More protection needed for councillors ahead of local elections, says LGA


More action is needed to protect councillors from abuse and threats ahead of local elections, the Local Government Association has warned.

Tory councillor James Jamieson, chairman of the Local Government Association (LGA), said that an “increasing number” of candidates are being subjected to “abuse, threats and intimidation”, both in person and online.

He warned that this abuse “poses a threat” to democracy, and called for evidence of it to be presented to the LGA.

It comes ahead of Thursday’s local elections, when millions of Britons will head to the polls across Scotland, Wales, and parts of England.

Sir David Amess (Chris McAndrew/Parliament)

(PA Media)

“Becoming and serving as a councillor is a responsibility, a privilege and a hugely rewarding undertaking”, Mr Jamieson said.

“However, we are aware that an increasing number of councillors and candidates are being subjected to abuse, threats and intimidation both online and in-person, undermining the principles of free speech, democratic engagement and debate.”

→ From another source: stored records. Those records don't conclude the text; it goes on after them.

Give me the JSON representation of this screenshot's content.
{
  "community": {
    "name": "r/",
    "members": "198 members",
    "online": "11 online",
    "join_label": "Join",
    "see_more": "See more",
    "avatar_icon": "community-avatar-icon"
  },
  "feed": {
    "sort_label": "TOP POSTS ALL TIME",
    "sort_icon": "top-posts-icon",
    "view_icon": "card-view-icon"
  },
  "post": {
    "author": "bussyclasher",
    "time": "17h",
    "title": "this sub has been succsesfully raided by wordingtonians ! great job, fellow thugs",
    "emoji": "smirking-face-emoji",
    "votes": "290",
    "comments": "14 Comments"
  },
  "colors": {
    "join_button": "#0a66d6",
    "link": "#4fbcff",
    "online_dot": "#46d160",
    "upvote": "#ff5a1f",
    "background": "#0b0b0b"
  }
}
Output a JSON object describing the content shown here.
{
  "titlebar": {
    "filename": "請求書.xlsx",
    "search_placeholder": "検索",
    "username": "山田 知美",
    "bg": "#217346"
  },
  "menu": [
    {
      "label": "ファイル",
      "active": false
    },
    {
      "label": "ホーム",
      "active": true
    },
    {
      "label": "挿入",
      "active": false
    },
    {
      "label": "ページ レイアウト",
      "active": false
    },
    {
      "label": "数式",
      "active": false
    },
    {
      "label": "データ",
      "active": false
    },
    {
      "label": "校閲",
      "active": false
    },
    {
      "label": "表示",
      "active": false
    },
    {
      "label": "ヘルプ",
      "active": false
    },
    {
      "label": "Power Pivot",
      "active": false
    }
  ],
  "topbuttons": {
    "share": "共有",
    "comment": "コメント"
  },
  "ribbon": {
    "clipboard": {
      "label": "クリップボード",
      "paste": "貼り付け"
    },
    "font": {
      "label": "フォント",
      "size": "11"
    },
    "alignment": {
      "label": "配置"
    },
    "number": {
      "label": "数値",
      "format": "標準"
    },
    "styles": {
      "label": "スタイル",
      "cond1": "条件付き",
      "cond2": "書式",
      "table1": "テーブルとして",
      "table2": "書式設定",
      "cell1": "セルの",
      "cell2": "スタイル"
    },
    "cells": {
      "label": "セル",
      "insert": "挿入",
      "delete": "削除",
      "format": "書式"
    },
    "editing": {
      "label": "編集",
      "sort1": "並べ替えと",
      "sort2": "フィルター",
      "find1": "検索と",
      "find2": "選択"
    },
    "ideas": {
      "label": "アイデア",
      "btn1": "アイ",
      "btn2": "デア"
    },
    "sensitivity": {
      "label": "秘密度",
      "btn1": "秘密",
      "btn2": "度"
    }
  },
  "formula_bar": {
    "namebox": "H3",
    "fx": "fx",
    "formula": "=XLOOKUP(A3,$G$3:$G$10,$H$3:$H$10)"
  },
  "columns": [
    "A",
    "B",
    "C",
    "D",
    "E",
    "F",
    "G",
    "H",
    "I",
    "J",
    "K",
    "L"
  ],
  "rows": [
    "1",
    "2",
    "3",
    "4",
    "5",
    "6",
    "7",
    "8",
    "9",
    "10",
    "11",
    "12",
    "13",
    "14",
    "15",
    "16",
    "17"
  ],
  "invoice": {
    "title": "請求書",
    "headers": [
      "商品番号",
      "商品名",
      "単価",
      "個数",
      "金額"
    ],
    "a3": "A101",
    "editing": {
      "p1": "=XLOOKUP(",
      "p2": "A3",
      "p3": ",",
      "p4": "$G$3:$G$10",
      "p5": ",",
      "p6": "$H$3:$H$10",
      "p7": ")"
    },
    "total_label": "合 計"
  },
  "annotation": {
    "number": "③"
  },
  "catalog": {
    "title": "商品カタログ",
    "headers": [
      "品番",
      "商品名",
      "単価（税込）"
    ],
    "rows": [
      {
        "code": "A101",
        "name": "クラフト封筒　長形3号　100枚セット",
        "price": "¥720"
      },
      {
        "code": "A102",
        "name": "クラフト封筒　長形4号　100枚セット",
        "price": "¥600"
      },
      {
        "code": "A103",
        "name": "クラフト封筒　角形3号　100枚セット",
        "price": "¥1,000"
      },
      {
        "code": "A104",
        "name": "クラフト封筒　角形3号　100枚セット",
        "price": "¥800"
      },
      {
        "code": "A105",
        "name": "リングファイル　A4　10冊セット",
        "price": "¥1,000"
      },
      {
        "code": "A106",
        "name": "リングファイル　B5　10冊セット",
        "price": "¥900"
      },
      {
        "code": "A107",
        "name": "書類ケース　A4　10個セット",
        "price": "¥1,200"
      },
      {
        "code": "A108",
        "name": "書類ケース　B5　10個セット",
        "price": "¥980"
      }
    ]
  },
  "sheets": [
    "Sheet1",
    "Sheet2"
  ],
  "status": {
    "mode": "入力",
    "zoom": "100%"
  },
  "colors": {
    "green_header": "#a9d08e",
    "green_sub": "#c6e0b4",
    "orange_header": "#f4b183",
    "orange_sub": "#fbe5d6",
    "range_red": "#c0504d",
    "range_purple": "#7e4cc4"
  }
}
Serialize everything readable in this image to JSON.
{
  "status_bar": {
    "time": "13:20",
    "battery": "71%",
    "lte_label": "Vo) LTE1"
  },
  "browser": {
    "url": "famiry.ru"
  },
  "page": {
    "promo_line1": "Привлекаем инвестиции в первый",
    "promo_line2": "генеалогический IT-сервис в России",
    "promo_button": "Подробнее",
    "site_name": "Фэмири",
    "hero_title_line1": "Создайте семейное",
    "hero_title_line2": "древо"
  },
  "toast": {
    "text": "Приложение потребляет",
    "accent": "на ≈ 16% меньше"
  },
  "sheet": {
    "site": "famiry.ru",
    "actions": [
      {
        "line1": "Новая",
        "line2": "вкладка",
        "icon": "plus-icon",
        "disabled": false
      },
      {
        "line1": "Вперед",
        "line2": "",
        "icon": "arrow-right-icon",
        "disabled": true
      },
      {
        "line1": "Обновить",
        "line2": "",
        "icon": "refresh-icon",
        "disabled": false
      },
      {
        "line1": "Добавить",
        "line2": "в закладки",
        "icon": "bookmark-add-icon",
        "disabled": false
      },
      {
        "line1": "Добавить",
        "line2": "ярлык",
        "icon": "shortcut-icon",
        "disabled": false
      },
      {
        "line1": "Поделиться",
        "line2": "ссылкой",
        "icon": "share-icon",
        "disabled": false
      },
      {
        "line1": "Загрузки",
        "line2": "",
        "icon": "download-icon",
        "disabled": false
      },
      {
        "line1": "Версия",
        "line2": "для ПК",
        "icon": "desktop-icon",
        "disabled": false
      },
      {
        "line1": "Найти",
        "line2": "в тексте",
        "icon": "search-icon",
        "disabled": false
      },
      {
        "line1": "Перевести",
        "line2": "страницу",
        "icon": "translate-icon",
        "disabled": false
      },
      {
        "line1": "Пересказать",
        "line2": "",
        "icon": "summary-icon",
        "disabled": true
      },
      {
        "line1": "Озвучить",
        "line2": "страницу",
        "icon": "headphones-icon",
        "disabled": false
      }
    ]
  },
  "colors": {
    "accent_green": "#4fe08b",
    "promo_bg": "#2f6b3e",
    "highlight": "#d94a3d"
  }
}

Mr Jamieson added that he supported the proposed ban on running for election for anyone who has intimidated candidates, councillors and campaigners.

“Abuse of public servants is never acceptable and poses a threat to democracy,” he said.

“We support the inclusion of a provision to ban anyone who has intimidated candidates, councillors and campaigners from standing for election or holding public office in the Elections Bill which is currently going through parliament. However, more may be needed to protect councillors and local democracy.

“As well as highlighting our councillor Guide to Handling Intimidation, we continue to call for evidence of abuse and intimidation of councillors across the country to further understand the experience of councillors and to ensure robust measures can be taken to tackle this growing issue.”

On Friday, it was announced that individual MPs are to be given “bespoke” security advice on any threats they may face following a review carried out in the wake of the murder of Sir David Amess.

The Southend MP was stabbed by Islamic State fanatic Ali Harbi Ali at a constituency surgery in Leigh-on-Sea, Essex, last October in twisted revenge for a vote on Syrian air strikes.

While Labour MP Jo Cox was stabbed and shot by far-right extremist Thomas Mair in Birstall, West Yorkshire, just days before the Brexit referendum in June 2016.

Details of the support that will be given to MPs remain confidential for security reasons.

However it is understood that a new multi-agency team will look at the threat faced by individual MPs and recommend what measures they should take to protect themselves and their staff.